The supplier qualification procedure needs to be generic for all raw materials and services you purchase. The problem is that everything you purchase has different requirements. So instead of wasting your time with writing one procedure that has wiggle room for every single product or service, you will ever purchase, don’t even try. Instead, write a SIMPLE procedure. This procedure needs only to be one page long. It needs four requirements:
1) New suppliers must complete a supplier information form and submit it to the company. This should be updated at least once every 12 months and whenever there is a change to the information provided (i.e., – notification of change).
2) You need at least two people to approve the addition to the Quality Management System. This can be done on your ECO or DCO form for changing the ASL. If the supplier is customer-mandated, you need the customer’s approval and the purchasing managers. If the supplier is internally selected, you need at least purchasing and QA to approve it.
3) You should have an objective criterion (probably more than one requirement) that is product/service-related for acceptance of the supplier. This criterion SHALL be under document control, and the revision shall be communicated to the supplier when orders are placed. See ISO 13485:2003, section 7.4.2 (Purchasing Information).
4) Finally, you need a reference to your purchasing procedure (one of the required 19 documents) and your supplier re-evaluation procedure.
If you have not already guessed, the “magical” document is called a purchasing specification or raw material specification for raw material items. For capital equipment, you may require that a capital expenditure justification be completed instead of the purchasing specification. For a calibrated instrument, tool, or fixture, you may request that requirements of the instrument/tool/fixture are documented in the applicable procedure or work instruction.
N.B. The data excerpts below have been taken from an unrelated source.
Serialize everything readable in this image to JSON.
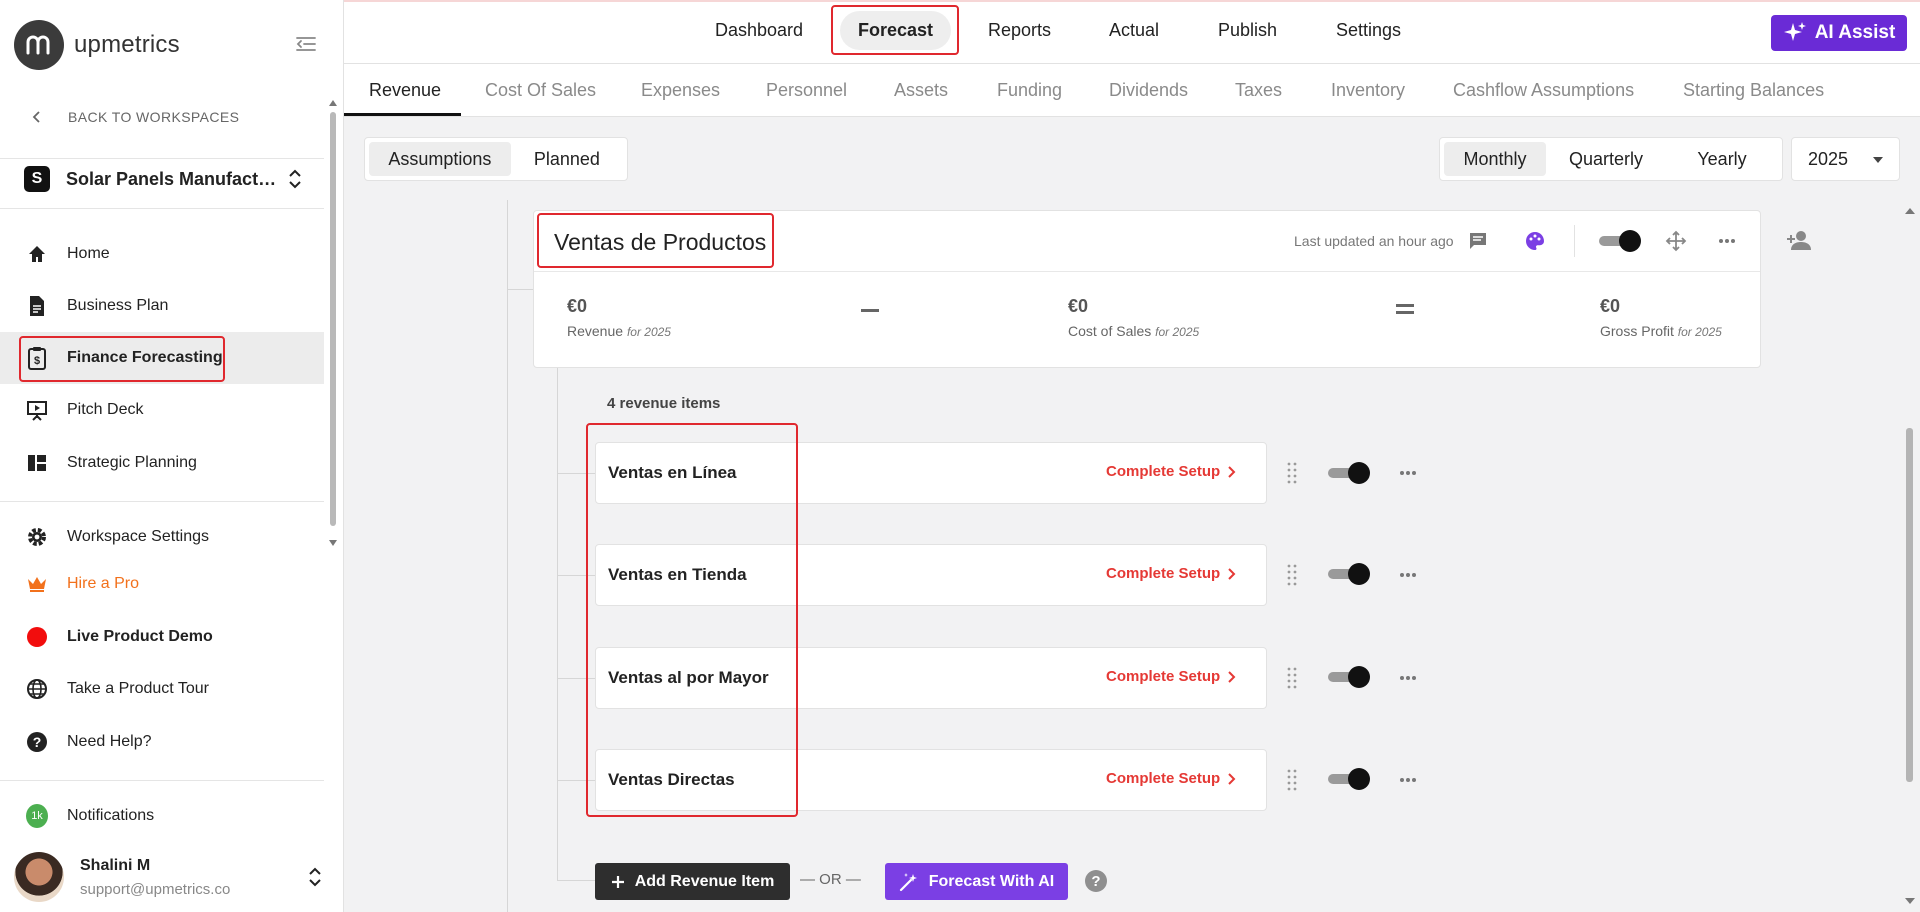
{
  "app": {
    "brand": "upmetrics"
  },
  "sidebar": {
    "back_label": "BACK TO WORKSPACES",
    "workspace": {
      "initial": "S",
      "name": "Solar Panels Manufacturing"
    },
    "nav": [
      {
        "label": "Home",
        "icon": "home-icon"
      },
      {
        "label": "Business Plan",
        "icon": "document-icon"
      },
      {
        "label": "Finance Forecasting",
        "icon": "finance-clipboard-icon"
      },
      {
        "label": "Pitch Deck",
        "icon": "presentation-icon"
      },
      {
        "label": "Strategic Planning",
        "icon": "dashboard-grid-icon"
      }
    ],
    "secondary": [
      {
        "label": "Workspace Settings",
        "icon": "gear-icon"
      },
      {
        "label": "Hire a Pro",
        "icon": "crown-icon"
      },
      {
        "label": "Live Product Demo",
        "icon": "live-dot-icon"
      },
      {
        "label": "Take a Product Tour",
        "icon": "globe-icon"
      },
      {
        "label": "Need Help?",
        "icon": "question-icon"
      }
    ],
    "notifications": {
      "label": "Notifications",
      "badge": "1k"
    },
    "user": {
      "name": "Shalini M",
      "email": "support@upmetrics.co"
    }
  },
  "topbar": {
    "tabs": [
      "Dashboard",
      "Forecast",
      "Reports",
      "Actual",
      "Publish",
      "Settings"
    ],
    "active_tab": "Forecast",
    "ai_assist_label": "AI Assist"
  },
  "subtabs": {
    "items": [
      "Revenue",
      "Cost Of Sales",
      "Expenses",
      "Personnel",
      "Assets",
      "Funding",
      "Dividends",
      "Taxes",
      "Inventory",
      "Cashflow Assumptions",
      "Starting Balances"
    ],
    "active": "Revenue"
  },
  "controls": {
    "view_modes": [
      "Assumptions",
      "Planned"
    ],
    "active_view": "Assumptions",
    "periods": [
      "Monthly",
      "Quarterly",
      "Yearly"
    ],
    "active_period": "Monthly",
    "year": "2025"
  },
  "card": {
    "title": "Ventas de Productos",
    "last_updated": "Last updated an hour ago",
    "metrics": [
      {
        "value": "€0",
        "label": "Revenue",
        "suffix": "for 2025"
      },
      {
        "value": "€0",
        "label": "Cost of Sales",
        "suffix": "for 2025"
      },
      {
        "value": "€0",
        "label": "Gross Profit",
        "suffix": "for 2025"
      }
    ]
  },
  "revenue_items": {
    "count_label": "4 revenue items",
    "setup_label": "Complete Setup",
    "items": [
      {
        "name": "Ventas en Línea",
        "enabled": true
      },
      {
        "name": "Ventas en Tienda",
        "enabled": true
      },
      {
        "name": "Ventas al por Mayor",
        "enabled": true
      },
      {
        "name": "Ventas Directas",
        "enabled": true
      }
    ]
  },
  "actions": {
    "add_label": "Add Revenue Item",
    "or_label": "OR",
    "ai_label": "Forecast With AI",
    "help": "?"
  },
  "colors": {
    "accent_purple": "#6a2bd6",
    "setup_red": "#e53935",
    "highlight_red": "#e0282e"
  }
}
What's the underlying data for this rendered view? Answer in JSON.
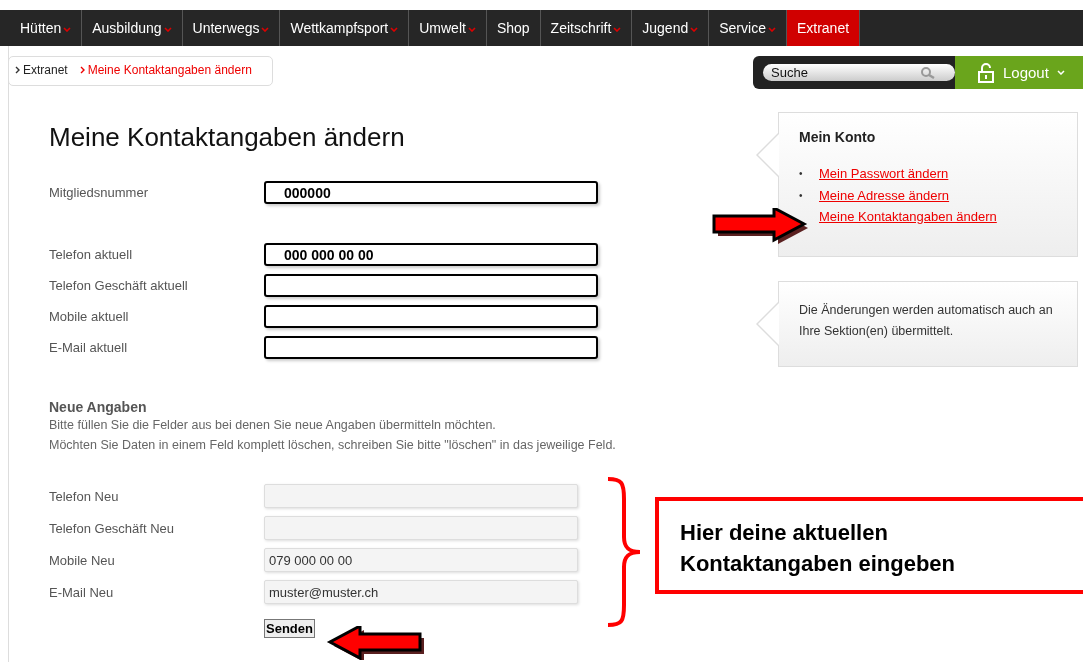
{
  "nav": {
    "items": [
      {
        "label": "Hütten",
        "dropdown": true,
        "selected": false
      },
      {
        "label": "Ausbildung",
        "dropdown": true,
        "selected": false
      },
      {
        "label": "Unterwegs",
        "dropdown": true,
        "selected": false
      },
      {
        "label": "Wettkampfsport",
        "dropdown": true,
        "selected": false
      },
      {
        "label": "Umwelt",
        "dropdown": true,
        "selected": false
      },
      {
        "label": "Shop",
        "dropdown": false,
        "selected": false
      },
      {
        "label": "Zeitschrift",
        "dropdown": true,
        "selected": false
      },
      {
        "label": "Jugend",
        "dropdown": true,
        "selected": false
      },
      {
        "label": "Service",
        "dropdown": true,
        "selected": false
      },
      {
        "label": "Extranet",
        "dropdown": false,
        "selected": true
      }
    ]
  },
  "breadcrumb": [
    {
      "label": "Extranet",
      "current": false
    },
    {
      "label": "Meine Kontaktangaben ändern",
      "current": true
    }
  ],
  "search": {
    "placeholder": "Suche"
  },
  "logout": {
    "label": "Logout"
  },
  "title": "Meine Kontaktangaben ändern",
  "current_fields": [
    {
      "label": "Mitgliedsnummer",
      "value": "000000"
    },
    {
      "label": "Telefon aktuell",
      "value": "000 000 00 00"
    },
    {
      "label": "Telefon Geschäft aktuell"
    },
    {
      "label": "Mobile aktuell"
    },
    {
      "label": "E-Mail aktuell"
    }
  ],
  "new_section": {
    "heading": "Neue Angaben",
    "instructions": [
      "Bitte füllen Sie die Felder aus bei denen Sie neue Angaben übermitteln möchten.",
      "Möchten Sie Daten in einem Feld komplett löschen, schreiben Sie bitte \"löschen\" in das jeweilige Feld."
    ]
  },
  "new_fields": [
    {
      "label": "Telefon Neu"
    },
    {
      "label": "Telefon Geschäft Neu"
    },
    {
      "label": "Mobile Neu",
      "value": "079 000 00 00"
    },
    {
      "label": "E-Mail Neu",
      "value": "muster@muster.ch"
    }
  ],
  "submit": {
    "label": "Senden"
  },
  "sidebar": {
    "account": {
      "title": "Mein Konto",
      "links": [
        {
          "bullet": "•",
          "label": "Mein Passwort ändern"
        },
        {
          "bullet": "•",
          "label": "Meine Adresse ändern"
        },
        {
          "label": "Meine Kontaktangaben ändern"
        }
      ]
    },
    "note": "Die Änderungen werden automatisch auch an Ihre Sektion(en) übermittelt."
  },
  "annotation": {
    "callout": "Hier deine aktuellen Kontaktangaben eingeben"
  }
}
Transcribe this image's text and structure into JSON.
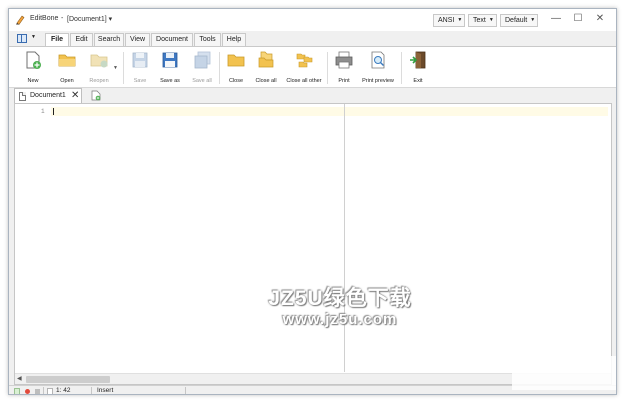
{
  "window": {
    "app_name": "EditBone",
    "separator": "-",
    "document_title": "[Document1] ▾",
    "encoding": "ANSI",
    "highlighter": "Text",
    "color_scheme": "Default",
    "minimize_glyph": "—",
    "maximize_glyph": "☐",
    "close_glyph": "✕"
  },
  "ribbon_tabs": [
    "File",
    "Edit",
    "Search",
    "View",
    "Document",
    "Tools",
    "Help"
  ],
  "active_tab": "File",
  "toolbar": {
    "new": "New",
    "open": "Open",
    "reopen": "Reopen",
    "save": "Save",
    "save_as": "Save as",
    "save_all": "Save all",
    "close": "Close",
    "close_all": "Close all",
    "close_all_other": "Close all other",
    "print": "Print",
    "print_preview": "Print preview",
    "exit": "Exit"
  },
  "document_tabs": [
    {
      "name": "Document1",
      "close_glyph": "✕"
    }
  ],
  "editor": {
    "line_numbers": [
      "1"
    ]
  },
  "watermark": {
    "line1": "JZ5U绿色下载",
    "line2": "www.jz5u.com"
  },
  "statusbar": {
    "position": "1: 42",
    "mode": "Insert"
  },
  "colors": {
    "accent": "#3a6cb0",
    "current_line": "#fffbe6",
    "folder": "#f2c24f"
  }
}
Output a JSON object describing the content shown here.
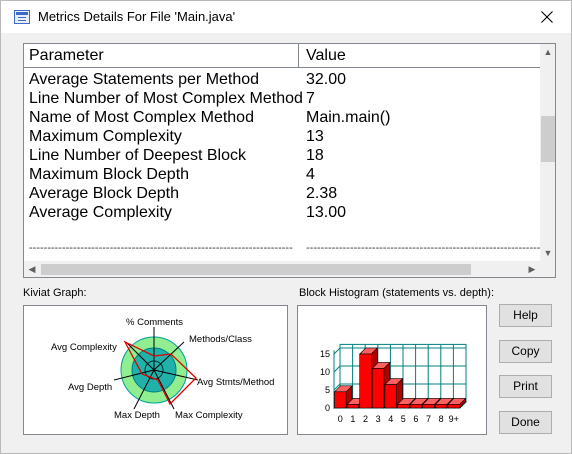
{
  "window": {
    "title": "Metrics Details For File 'Main.java'"
  },
  "table": {
    "headers": {
      "parameter": "Parameter",
      "value": "Value"
    },
    "rows": [
      {
        "parameter": "Average Statements per Method",
        "value": "32.00"
      },
      {
        "parameter": "Line Number of Most Complex Method",
        "value": "7"
      },
      {
        "parameter": "Name of Most Complex Method",
        "value": "Main.main()"
      },
      {
        "parameter": "Maximum Complexity",
        "value": "13"
      },
      {
        "parameter": "Line Number of Deepest Block",
        "value": "18"
      },
      {
        "parameter": "Maximum Block Depth",
        "value": "4"
      },
      {
        "parameter": "Average Block Depth",
        "value": "2.38"
      },
      {
        "parameter": "Average Complexity",
        "value": "13.00"
      }
    ],
    "separator": {
      "parameter": "------------------------------------------------------------------------",
      "value": "------------------------------------------------------------------------"
    }
  },
  "kiviat": {
    "label": "Kiviat Graph:",
    "axes": [
      "% Comments",
      "Methods/Class",
      "Avg Stmts/Method",
      "Max Complexity",
      "Max Depth",
      "Avg Depth",
      "Avg Complexity"
    ],
    "colors": {
      "outer": "#90ee90",
      "inner": "#20b2aa",
      "polygon": "#e00000"
    }
  },
  "histogram": {
    "label": "Block Histogram (statements vs. depth):",
    "y_ticks": [
      "0",
      "5",
      "10",
      "15"
    ],
    "ylim": [
      0,
      16
    ],
    "categories": [
      "0",
      "1",
      "2",
      "3",
      "4",
      "5",
      "6",
      "7",
      "8",
      "9+"
    ],
    "values": [
      4.5,
      1,
      15,
      11,
      6.5,
      1,
      1,
      1,
      1,
      1
    ],
    "colors": {
      "bar_front": "#ff0000",
      "bar_top": "#ff6060",
      "bar_side": "#b00000",
      "grid": "#008080"
    }
  },
  "buttons": {
    "help": "Help",
    "copy": "Copy",
    "print": "Print",
    "done": "Done"
  }
}
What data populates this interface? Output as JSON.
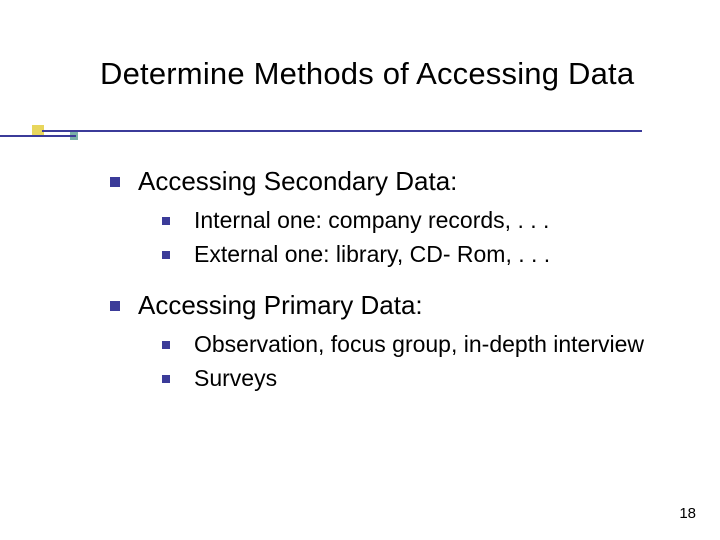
{
  "slide": {
    "title": "Determine Methods of Accessing Data",
    "page_number": "18",
    "sections": [
      {
        "heading": "Accessing Secondary Data:",
        "items": [
          "Internal one: company records, . . .",
          "External one: library, CD- Rom, . . ."
        ]
      },
      {
        "heading": "Accessing Primary Data:",
        "items": [
          "Observation, focus group, in-depth interview",
          "Surveys"
        ]
      }
    ]
  }
}
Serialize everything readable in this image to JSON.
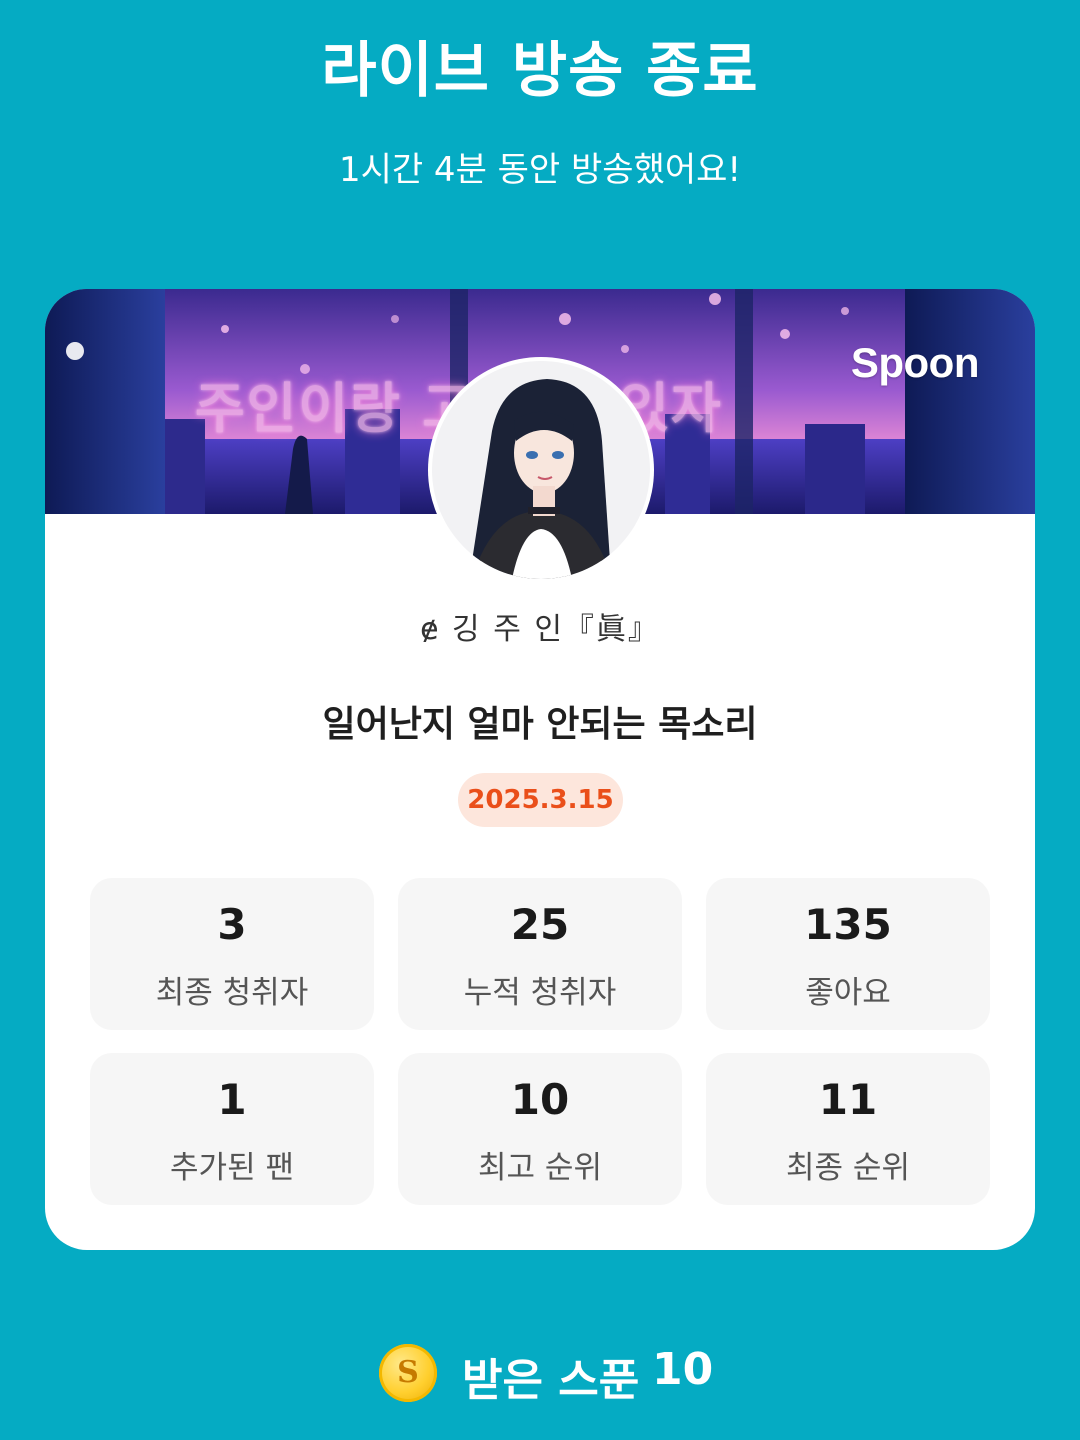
{
  "header": {
    "title": "라이브 방송 종료",
    "subtitle": "1시간 4분 동안 방송했어요!"
  },
  "card": {
    "banner_text": "주인이랑 고 같이 있자",
    "brand": "Spoon",
    "nickname": "ɇ 깅 주 인『眞』",
    "live_title": "일어난지 얼마 안되는 목소리",
    "date": "2025.3.15",
    "date_color": "#ea4f1a",
    "stats": [
      {
        "value": "3",
        "label": "최종 청취자"
      },
      {
        "value": "25",
        "label": "누적 청취자"
      },
      {
        "value": "135",
        "label": "좋아요"
      },
      {
        "value": "1",
        "label": "추가된 팬"
      },
      {
        "value": "10",
        "label": "최고 순위"
      },
      {
        "value": "11",
        "label": "최종 순위"
      }
    ]
  },
  "footer": {
    "coin_icon": "spoon-coin-icon",
    "coin_symbol": "S",
    "received_label": "받은 스푼",
    "received_value": "10"
  },
  "colors": {
    "background": "#05abc3",
    "card": "#ffffff",
    "stat_box": "#f6f6f6",
    "date_pill": "#fde6dc"
  }
}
For example, for measurement of this cannula, a calibrated optical comparator is required with 20x magnification. Reference the inspection procedure or drawing, and you are done.
For those of you that would like to keep your ASL shorter, which I recommend, if you don’t think you will be using the supplier more than once, you might want to give the buyer the option of documenting the purchasing specification on the purchasing requisition instead. This might be very helpful for those engineers that are doing R&D or validation work. For example, I need a bag of resin that meets the following raw material specifications—but we don’t currently use this material, and I’m not ready to submit one for approval. That’s why the engineer is ordering the bag of resin. She needs to test the material in the application and gather some preliminary data as justification for the new raw material specification.
There are 100’s of other ways to qualify your suppliers, and many of them work well if you follow your procedure. If your procedure is SIMPLE, your Monday’s will be better.